Arriving in Maputo had a very nice feeling of an unknown city, country and continent. Despite all the preparation done, days to come were mostly open to the fate, depending on field conditions and other people’ availability. Yes, I was excited! A first impression of “different” (at the same time mixed with Brazilian memories), was easily overcome by national hospitality. Mozambican people are just so open and ready to help that sometimes (many, actually) you do not know how to thank them, besides their natural charisma. Maputo is a cosmopolitan city with an African vibe, if I can put this way. Many foreigners come to work for a few years at international companies, or just for having some monitoring meetings and leave. I have stayed two weeks in the capital, mainly working from the IFAD office and undertaking interviews with government representatives and international organizations. It was quite enough time for having a better understanding of main political issues on agriculture, rural poverty and climate change at the national level. Being hosted by IFAD has also allowed me to follow the organization’s daily activities and dynamic, which helped to understand their work in the country.

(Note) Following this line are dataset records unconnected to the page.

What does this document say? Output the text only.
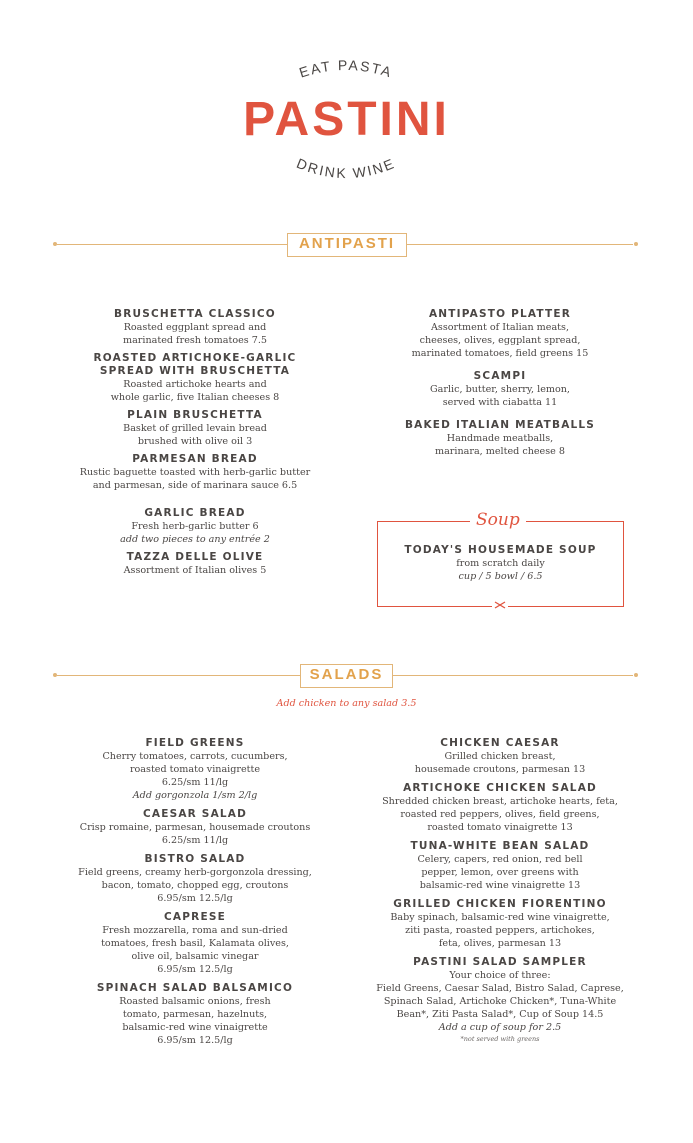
EAT PASTA
DRINK WINE
PASTINI
ANTIPASTI
BRUSCHETTA CLASSICO
Roasted eggplant spread and
marinated fresh tomatoes 7.5
ROASTED ARTICHOKE-GARLIC
SPREAD WITH BRUSCHETTA
Roasted artichoke hearts and
whole garlic, five Italian cheeses 8
PLAIN BRUSCHETTA
Basket of grilled levain bread
brushed with olive oil 3
PARMESAN BREAD
Rustic baguette toasted with herb-garlic butter
and parmesan, side of marinara sauce 6.5
GARLIC BREAD
Fresh herb-garlic butter 6
add two pieces to any entrée 2
TAZZA DELLE OLIVE
Assortment of Italian olives 5
ANTIPASTO PLATTER
Assortment of Italian meats,
cheeses, olives, eggplant spread,
marinated tomatoes, field greens 15
SCAMPI
Garlic, butter, sherry, lemon,
served with ciabatta 11
BAKED ITALIAN MEATBALLS
Handmade meatballs,
marinara, melted cheese 8
Soup
TODAY'S HOUSEMADE SOUP
from scratch daily
cup / 5 bowl / 6.5
SALADS
Add chicken to any salad 3.5
FIELD GREENS
Cherry tomatoes, carrots, cucumbers,
roasted tomato vinaigrette
6.25/sm 11/lg
Add gorgonzola 1/sm 2/lg
CAESAR SALAD
Crisp romaine, parmesan, housemade croutons
6.25/sm 11/lg
BISTRO SALAD
Field greens, creamy herb-gorgonzola dressing,
bacon, tomato, chopped egg, croutons
6.95/sm 12.5/lg
CAPRESE
Fresh mozzarella, roma and sun-dried
tomatoes, fresh basil, Kalamata olives,
olive oil, balsamic vinegar
6.95/sm 12.5/lg
SPINACH SALAD BALSAMICO
Roasted balsamic onions, fresh
tomato, parmesan, hazelnuts,
balsamic-red wine vinaigrette
6.95/sm 12.5/lg
CHICKEN CAESAR
Grilled chicken breast,
housemade croutons, parmesan 13
ARTICHOKE CHICKEN SALAD
Shredded chicken breast, artichoke hearts, feta,
roasted red peppers, olives, field greens,
roasted tomato vinaigrette 13
TUNA-WHITE BEAN SALAD
Celery, capers, red onion, red bell
pepper, lemon, over greens with
balsamic-red wine vinaigrette 13
GRILLED CHICKEN FIORENTINO
Baby spinach, balsamic-red wine vinaigrette,
ziti pasta, roasted peppers, artichokes,
feta, olives, parmesan 13
PASTINI SALAD SAMPLER
Your choice of three:
Field Greens, Caesar Salad, Bistro Salad, Caprese,
Spinach Salad, Artichoke Chicken*, Tuna-White
Bean*, Ziti Pasta Salad*, Cup of Soup 14.5
Add a cup of soup for 2.5
*not served with greens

I moved to Xai-Xai in the first week of March for being closer to the project staff and being able to visit farmers at the District of Manjacaze, which was selected for my case study. Xai-Xai is a small city northern on the coast of the Gaza Province, and I can say I have started to see the country after moving here. Travelling by car allows you to see how people live outside the capital, with very low conditions all along the road. My feeling is that the capital is a “world apart”, where you have some buildings and avenues, and if you do not pay much attention (and live in “fancy” areas) you might feel there are quite enough services. That’s not true along the roads nor in smaller cities, where you necessarily pay attention to your surroundings. I do not deny it was the first time I saw that level of poverty. It impresses you, makes you feel in a way you do not know what to feel (it is confusing indeed, clearly against any human sense). However, you start seeing less and less even with eyes opened. And then you get to know people that are simply adorable while being strong.

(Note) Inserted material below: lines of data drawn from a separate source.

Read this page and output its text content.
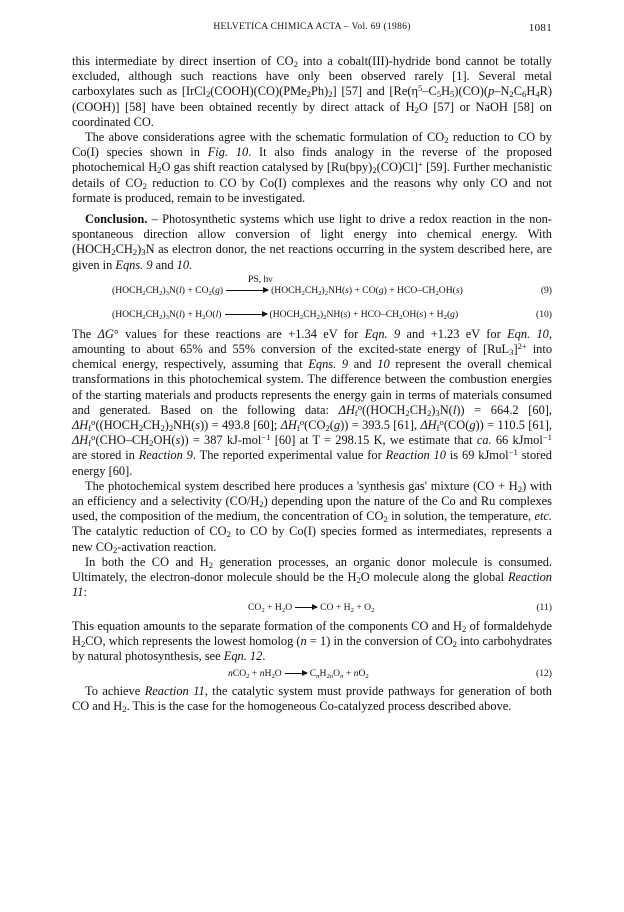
HELVETICA CHIMICA ACTA – Vol. 69 (1986)	1081

this intermediate by direct insertion of $CO_2$ into a cobalt(III)-hydride bond cannot be totally excluded, although such reactions have only been observed rarely [1]. Several metal carboxylates such as $[IrCl_2(COOH)(CO)(PMe_2Ph)_2]$ [57] and $[Re(\eta^5-C_5H_5)(CO)(p-N_2C_6H_4R)(COOH)]$ [58] have been obtained recently by direct attack of $H_2O$ [57] or NaOH [58] on coordinated CO.

The above considerations agree with the schematic formulation of $CO_2$ reduction to CO by Co(I) species shown in Fig. 10. It also finds analogy in the reverse of the proposed photochemical $H_2O$ gas shift reaction catalysed by $[Ru(bpy)_2(CO)Cl]^+$ [59]. Further mechanistic details of $CO_2$ reduction to CO by Co(I) complexes and the reasons why only CO and not formate is produced, remain to be investigated.

Conclusion. – Photosynthetic systems which use light to drive a redox reaction in the non-spontaneous direction allow conversion of light energy into chemical energy. With $(HOCH_2CH_2)_3N$ as electron donor, the net reactions occurring in the system described here, are given in Eqns. 9 and 10.

PS, hν
$(HOCH_2CH_2)_3N(l) + CO_2(g)$	$(HOCH_2CH_2)_2NH(s) + CO(g) + HCO-CH_2OH(s)$	(9)
$(HOCH_2CH_2)_3N(l) + H_2O(l)$	$(HOCH_2CH_2)_2NH(s) + HCO-CH_2OH(s) + H_2(g)$	(10)

The ΔG° values for these reactions are +1.34 eV for Eqn. 9 and +1.23 eV for Eqn. 10, amounting to about 65% and 55% conversion of the excited-state energy of $[RuL_3]^{2+}$ into chemical energy, respectively, assuming that Eqns. 9 and 10 represent the overall chemical transformations in this photochemical system. The difference between the combustion energies of the starting materials and products represents the energy gain in terms of materials consumed and generated. Based on the following data: $\Delta H_f^o((HOCH_2CH_2)_3N(l)) = 664.2$ [60], $\Delta H_f^o((HOCH_2CH_2)_2NH(s)) = 493.8$ [60]; $\Delta H_f^o(CO_2(g)) = 393.5$ [61], $\Delta H_f^o(CO(g)) = 110.5$ [61], $\Delta H_f^o(CHO-CH_2OH(s)) = 387$ kJ-mol$^{-1}$ [60] at T = 298.15 K, we estimate that ca. 66 kJmol$^{-1}$ are stored in Reaction 9. The reported experimental value for Reaction 10 is 69 kJmol$^{-1}$ stored energy [60].

The photochemical system described here produces a 'synthesis gas' mixture $(CO + H_2)$ with an efficiency and a selectivity $(CO/H_2)$ depending upon the nature of the Co and Ru complexes used, the composition of the medium, the concentration of $CO_2$ in solution, the temperature, etc. The catalytic reduction of $CO_2$ to CO by Co(I) species formed as intermediates, represents a new $CO_2$-activation reaction.

In both the CO and $H_2$ generation processes, an organic donor molecule is consumed. Ultimately, the electron-donor molecule should be the $H_2O$ molecule along the global Reaction 11:

$CO_2 + H_2O$	CO + $H_2 + O_2$	(11)

This equation amounts to the separate formation of the components CO and $H_2$ of formaldehyde $H_2CO$, which represents the lowest homolog (n = 1) in the conversion of $CO_2$ into carbohydrates by natural photosynthesis, see Eqn. 12.

$nCO_2 + nH_2O$	$C_nH_{2n}O_n + nO_2$	(12)

To achieve Reaction 11, the catalytic system must provide pathways for generation of both CO and $H_2$. This is the case for the homogeneous Co-catalyzed process described above.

Already in the first week in Xai-Xai, I had the chance to visit three agricultural centers, one at the Maputo Province and two at the Gaza Province. Working on the field has provided me some first-hand information that I would not have access to otherwise. Being able to talk to people and hear what they have to say about their work and daily limitations has been a precious experience. On my visits to agricultural centers I have gathered good information on cassava variety selection, multiplication and growing techniques. The National Institute of Agronomic Research (IIAM) essentially works at selecting the most resistant crop varieties (to drought, plague, diseases, soil conditions and nutrient limitations), which are multiplied and only then distributed to small farmers.

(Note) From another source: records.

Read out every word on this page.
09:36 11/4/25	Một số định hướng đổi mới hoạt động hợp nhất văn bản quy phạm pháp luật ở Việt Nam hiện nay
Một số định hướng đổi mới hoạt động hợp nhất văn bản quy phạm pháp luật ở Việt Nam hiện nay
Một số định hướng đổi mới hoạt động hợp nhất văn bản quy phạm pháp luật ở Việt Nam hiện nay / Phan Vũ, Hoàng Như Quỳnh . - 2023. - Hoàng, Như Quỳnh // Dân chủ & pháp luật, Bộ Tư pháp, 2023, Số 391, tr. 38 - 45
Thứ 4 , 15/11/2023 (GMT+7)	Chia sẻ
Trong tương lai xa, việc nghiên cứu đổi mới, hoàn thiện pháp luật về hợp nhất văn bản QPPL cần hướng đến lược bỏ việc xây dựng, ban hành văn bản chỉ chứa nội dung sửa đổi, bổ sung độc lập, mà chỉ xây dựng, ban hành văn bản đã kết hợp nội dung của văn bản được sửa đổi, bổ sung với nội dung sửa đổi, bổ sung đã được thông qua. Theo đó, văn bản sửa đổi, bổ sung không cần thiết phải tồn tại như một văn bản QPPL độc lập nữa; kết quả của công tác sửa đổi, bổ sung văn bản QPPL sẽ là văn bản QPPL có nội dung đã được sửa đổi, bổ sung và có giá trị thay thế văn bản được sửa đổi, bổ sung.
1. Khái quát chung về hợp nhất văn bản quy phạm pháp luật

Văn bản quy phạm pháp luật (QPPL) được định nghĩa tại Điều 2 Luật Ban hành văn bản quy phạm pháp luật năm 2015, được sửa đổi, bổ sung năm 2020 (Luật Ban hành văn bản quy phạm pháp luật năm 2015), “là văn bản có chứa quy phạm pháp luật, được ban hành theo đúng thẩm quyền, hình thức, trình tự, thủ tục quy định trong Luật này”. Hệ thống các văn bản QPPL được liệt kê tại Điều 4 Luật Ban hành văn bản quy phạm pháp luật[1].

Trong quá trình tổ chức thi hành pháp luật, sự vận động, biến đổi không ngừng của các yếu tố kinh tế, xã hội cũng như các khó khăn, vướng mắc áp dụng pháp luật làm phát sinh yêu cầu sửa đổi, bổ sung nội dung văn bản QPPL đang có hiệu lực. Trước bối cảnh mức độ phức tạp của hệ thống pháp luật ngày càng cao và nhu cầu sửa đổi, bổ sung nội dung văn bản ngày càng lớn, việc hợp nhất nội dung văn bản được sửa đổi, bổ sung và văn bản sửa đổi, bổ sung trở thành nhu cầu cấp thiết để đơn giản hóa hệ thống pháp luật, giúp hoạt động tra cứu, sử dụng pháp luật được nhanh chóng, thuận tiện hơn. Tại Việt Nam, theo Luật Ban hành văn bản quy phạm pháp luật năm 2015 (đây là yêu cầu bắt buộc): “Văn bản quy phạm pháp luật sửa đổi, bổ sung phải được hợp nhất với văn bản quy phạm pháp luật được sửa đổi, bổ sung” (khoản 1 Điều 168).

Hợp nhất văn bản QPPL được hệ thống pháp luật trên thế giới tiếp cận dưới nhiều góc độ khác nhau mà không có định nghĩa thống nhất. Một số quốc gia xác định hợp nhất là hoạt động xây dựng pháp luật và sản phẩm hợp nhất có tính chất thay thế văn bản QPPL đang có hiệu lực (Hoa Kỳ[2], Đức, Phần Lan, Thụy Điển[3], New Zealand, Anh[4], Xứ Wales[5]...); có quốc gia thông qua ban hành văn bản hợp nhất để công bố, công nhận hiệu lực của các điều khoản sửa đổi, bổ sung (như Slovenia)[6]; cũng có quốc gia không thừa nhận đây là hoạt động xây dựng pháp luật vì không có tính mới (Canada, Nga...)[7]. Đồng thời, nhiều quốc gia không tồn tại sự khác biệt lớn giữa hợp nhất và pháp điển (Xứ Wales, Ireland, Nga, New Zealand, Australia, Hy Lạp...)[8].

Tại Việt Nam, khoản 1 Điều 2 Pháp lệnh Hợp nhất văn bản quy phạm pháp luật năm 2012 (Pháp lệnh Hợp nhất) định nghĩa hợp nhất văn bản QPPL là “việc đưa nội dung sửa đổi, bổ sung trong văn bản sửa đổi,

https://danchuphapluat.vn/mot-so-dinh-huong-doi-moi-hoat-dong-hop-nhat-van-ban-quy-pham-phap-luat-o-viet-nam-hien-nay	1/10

After understanding these practical processes held by government related institutions, I have finally started my work in direct contact with farmers. In the District of Manjacaze, I have held focus group discussions (FGDs) with farmers from different associations as well as with non-associated ones. FGDs were undertaken for talking with small farmers about climate change impacts on familiar agriculture and their own experiences in the last years. After talking to twenty farmers, I have started some life-story interviews. Basically, I spend a full day with a farmer following her/his daily activities and trying to help somehow. These have been by far the most enriching experiences I have had in the country. Next week I am going to do the last visits for finalizing my data collection from farmers.
I can say that so far, besides cassava multiplication, growing techniques and national agriculture policies, I have learned a lot more about civil war memories, local culture, families’ dynamic, farmers’ resilience (not only to climate change, but to life conditions), and not least Mozambican hospitality. Additionally, some unexpected episodes and infrastructure limitations happen on the way for giving me a real feeling of living in the country, such as frequent water and electricity cuts, roads that fall, lack of transportation. I can say all fieldwork has been much more than data collection, but a broader understanding of cultural wealth and a unique learning of new ways of appreciating life every day.
I started writing this post in my dark room as electricity was not working. The sky was incredibly beautiful on that night though, with an uncountable number of stars like I have never seen before. Such a fortunate night!